Until a few months ago, Writers House lit agent Simon Lipskar knew his client David Dow merely as a gifted academic. An expert on death penalty law at the University of Houston who has practiced for almost 20 years as a lawyer in Texas representing death row inmates, Mr. Dow had written several books for academic presses and been published widely in scholarly journals when Mr. Lipskar took him on as a client. In 2005, Mr. Lipskar sold Mr. Dow’s first foray into popular writing, a book called Executed on a Technicality, to the small, Boston-based Beacon Press. In Mr. Lipskar’s description, the book amounted to a very solid work of serious, issue-based nonfiction that was “clear-eyed, lucid, deeply intelligent and persuasive.” For all that, however, it wasn’t exactly riveting. As Mr. Lipskar puts it, “It was a book by an academic on a topic.”
One day earlier this year, Mr. Dow called Mr. Lipskar on the phone and told him he was ready to show him his new book. Mr. Lipskar said O.K., expecting to see another rigorous, semi-scholarly book dealing with some aspect of the death penalty. Soon after, he had an email in his inbox with the manuscript attached.
Upon opening the attachment, Mr. Lipskar was stunned to find a dark, deeply emotional and memoiristic account of Mr. Dow’s experiences as a death penalty lawyer—a harrowing story of bureaucracy and systemic incompetence that centers around one case in particular during which Mr. Dow became convinced that his client was innocent.

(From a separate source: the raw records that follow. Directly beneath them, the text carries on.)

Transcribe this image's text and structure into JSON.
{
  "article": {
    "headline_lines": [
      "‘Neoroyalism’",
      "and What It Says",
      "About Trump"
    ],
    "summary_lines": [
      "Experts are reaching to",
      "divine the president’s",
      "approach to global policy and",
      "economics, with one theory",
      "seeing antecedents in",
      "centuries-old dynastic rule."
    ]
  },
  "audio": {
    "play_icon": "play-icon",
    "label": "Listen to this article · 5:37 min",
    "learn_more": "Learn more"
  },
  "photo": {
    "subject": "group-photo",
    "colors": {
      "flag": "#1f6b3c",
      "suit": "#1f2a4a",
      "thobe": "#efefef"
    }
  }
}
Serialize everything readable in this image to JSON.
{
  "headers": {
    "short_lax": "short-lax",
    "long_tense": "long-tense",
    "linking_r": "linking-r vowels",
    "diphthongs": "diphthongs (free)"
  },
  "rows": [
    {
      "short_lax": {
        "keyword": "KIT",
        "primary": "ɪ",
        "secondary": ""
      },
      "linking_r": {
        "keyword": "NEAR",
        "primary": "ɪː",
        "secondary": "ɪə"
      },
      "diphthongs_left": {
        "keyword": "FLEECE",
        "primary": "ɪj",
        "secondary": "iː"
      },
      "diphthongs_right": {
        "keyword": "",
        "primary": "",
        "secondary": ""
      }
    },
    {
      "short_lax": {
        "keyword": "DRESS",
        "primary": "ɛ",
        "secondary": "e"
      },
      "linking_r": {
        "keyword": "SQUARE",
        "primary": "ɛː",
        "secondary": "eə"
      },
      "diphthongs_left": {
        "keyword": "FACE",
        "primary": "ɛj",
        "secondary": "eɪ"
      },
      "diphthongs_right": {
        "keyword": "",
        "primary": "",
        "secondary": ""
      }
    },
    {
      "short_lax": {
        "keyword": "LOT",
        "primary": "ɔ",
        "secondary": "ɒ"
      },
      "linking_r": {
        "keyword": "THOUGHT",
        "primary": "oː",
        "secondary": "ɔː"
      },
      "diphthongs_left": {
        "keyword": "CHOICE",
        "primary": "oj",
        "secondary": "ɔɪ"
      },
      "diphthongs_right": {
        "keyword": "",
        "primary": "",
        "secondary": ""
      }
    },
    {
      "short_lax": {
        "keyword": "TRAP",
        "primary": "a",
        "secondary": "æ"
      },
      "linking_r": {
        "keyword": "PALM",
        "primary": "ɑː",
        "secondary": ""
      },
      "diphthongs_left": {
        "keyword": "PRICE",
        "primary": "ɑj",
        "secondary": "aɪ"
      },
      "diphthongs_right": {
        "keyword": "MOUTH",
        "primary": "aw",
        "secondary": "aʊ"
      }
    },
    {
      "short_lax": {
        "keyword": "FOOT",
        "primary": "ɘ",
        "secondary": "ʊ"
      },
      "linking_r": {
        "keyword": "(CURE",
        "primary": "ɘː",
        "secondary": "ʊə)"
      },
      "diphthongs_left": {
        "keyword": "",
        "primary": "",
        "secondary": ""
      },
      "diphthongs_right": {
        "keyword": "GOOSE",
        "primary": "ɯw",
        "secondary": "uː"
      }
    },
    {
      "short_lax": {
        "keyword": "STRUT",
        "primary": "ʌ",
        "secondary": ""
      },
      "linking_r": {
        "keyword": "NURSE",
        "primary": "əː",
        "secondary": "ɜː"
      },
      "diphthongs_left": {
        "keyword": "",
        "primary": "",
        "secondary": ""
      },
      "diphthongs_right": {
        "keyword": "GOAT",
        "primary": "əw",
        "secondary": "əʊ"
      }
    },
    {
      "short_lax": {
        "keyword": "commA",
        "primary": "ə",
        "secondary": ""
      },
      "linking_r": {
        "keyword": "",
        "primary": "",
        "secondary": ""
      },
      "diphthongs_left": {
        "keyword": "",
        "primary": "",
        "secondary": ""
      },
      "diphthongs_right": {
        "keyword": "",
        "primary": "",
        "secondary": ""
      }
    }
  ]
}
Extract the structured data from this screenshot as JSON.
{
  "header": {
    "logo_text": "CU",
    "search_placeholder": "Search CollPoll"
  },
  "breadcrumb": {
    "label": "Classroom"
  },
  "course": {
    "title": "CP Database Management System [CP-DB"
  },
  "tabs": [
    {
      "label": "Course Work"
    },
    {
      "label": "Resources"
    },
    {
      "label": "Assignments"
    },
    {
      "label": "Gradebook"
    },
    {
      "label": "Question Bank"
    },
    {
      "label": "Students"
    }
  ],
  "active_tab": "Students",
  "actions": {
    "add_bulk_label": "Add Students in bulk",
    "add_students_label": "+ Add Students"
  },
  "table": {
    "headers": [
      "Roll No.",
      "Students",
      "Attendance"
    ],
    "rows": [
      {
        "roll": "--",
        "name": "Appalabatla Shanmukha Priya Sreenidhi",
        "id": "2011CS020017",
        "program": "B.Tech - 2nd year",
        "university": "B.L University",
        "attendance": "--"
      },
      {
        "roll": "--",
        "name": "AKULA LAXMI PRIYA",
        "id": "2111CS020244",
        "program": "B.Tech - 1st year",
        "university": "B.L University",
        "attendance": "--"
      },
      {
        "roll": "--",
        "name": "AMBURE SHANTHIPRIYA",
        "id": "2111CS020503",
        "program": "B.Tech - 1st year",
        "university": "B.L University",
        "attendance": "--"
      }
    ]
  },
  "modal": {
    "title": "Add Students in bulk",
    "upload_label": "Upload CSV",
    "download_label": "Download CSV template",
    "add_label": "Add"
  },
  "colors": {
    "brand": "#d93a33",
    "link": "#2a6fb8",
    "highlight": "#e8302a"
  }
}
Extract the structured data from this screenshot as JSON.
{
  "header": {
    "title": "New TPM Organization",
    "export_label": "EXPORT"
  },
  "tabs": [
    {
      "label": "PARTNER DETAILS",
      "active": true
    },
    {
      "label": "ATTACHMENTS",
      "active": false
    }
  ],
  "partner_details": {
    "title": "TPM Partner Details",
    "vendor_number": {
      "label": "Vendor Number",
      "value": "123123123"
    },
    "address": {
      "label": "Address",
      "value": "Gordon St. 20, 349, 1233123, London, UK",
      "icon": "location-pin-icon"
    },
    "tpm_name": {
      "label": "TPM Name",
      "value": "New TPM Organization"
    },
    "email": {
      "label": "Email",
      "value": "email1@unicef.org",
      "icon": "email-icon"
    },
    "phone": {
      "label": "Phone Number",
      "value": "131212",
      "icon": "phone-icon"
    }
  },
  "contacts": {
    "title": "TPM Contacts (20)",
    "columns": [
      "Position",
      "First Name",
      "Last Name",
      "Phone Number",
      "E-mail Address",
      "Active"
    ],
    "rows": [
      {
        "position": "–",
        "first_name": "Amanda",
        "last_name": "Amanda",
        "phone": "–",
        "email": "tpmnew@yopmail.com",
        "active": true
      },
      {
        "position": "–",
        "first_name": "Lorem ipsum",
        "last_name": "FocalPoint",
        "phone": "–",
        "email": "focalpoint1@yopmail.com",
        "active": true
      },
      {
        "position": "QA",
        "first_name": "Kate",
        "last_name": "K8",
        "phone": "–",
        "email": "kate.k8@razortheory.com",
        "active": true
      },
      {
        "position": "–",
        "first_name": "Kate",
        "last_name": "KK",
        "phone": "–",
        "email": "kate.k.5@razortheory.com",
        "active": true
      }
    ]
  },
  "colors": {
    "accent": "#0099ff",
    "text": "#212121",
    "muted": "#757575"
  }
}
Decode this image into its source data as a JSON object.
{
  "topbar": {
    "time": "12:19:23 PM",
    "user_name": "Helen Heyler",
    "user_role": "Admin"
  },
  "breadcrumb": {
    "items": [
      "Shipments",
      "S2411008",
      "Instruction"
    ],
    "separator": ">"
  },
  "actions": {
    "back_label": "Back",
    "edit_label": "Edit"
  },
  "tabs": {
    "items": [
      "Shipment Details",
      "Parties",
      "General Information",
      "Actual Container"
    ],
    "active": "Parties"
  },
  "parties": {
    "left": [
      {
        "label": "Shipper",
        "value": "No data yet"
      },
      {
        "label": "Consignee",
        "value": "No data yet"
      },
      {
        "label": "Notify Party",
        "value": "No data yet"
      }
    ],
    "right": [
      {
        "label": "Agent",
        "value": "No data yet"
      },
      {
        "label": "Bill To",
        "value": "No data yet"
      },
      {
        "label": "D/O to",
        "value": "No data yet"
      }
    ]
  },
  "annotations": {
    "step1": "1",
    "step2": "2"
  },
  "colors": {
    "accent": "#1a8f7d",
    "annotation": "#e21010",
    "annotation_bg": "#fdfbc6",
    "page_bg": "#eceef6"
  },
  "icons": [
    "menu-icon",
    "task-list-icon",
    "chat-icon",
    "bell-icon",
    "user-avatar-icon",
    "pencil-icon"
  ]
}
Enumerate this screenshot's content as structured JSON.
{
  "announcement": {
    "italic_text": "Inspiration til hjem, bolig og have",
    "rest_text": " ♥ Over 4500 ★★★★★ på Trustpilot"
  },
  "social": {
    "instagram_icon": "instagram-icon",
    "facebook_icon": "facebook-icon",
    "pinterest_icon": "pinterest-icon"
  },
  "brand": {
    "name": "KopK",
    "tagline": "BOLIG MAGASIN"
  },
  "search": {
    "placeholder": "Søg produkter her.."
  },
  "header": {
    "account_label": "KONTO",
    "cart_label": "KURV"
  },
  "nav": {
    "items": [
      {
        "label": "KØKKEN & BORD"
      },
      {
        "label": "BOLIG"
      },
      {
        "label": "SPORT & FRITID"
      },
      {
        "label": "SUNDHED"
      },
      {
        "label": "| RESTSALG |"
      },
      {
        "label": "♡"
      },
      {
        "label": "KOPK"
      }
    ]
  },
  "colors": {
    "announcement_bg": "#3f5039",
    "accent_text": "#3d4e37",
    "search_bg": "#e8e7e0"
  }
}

“I started reading a manuscript that was immediately one of the most staggering pieces of narrative nonfiction that I’ve ever read in my life,” Mr. Lipskar said Monday. “It was a memoir of beautiful, gorgeously crafted prose, telling the story of what it means to be a human being.”
He called Mr. Dow the next morning. “I said, ‘David, what the hell is this? Where did this come from?’ He said, ‘Well, I guess it’s what I’ve been working on for a while.’”
Mr. Lipskar said he never wanted to see him writing like an academic again. “I told him, ‘You’ve found your voice.’”
The book went out to publishers on March 19, and after returning from the Bologna Book Fair the following week, Mr. Lipskar took it to auction. Last Thursday, he closed a deal with Jonathan Karp’s Twelve imprint at Hachette Book Group USA that several sources said was worth approximately $250,000.
According to Mr. Lipskar, the book will be called The Autobiography of an Execution, and is scheduled for publication in February 2010. Mr. Karp could not be reached for comment.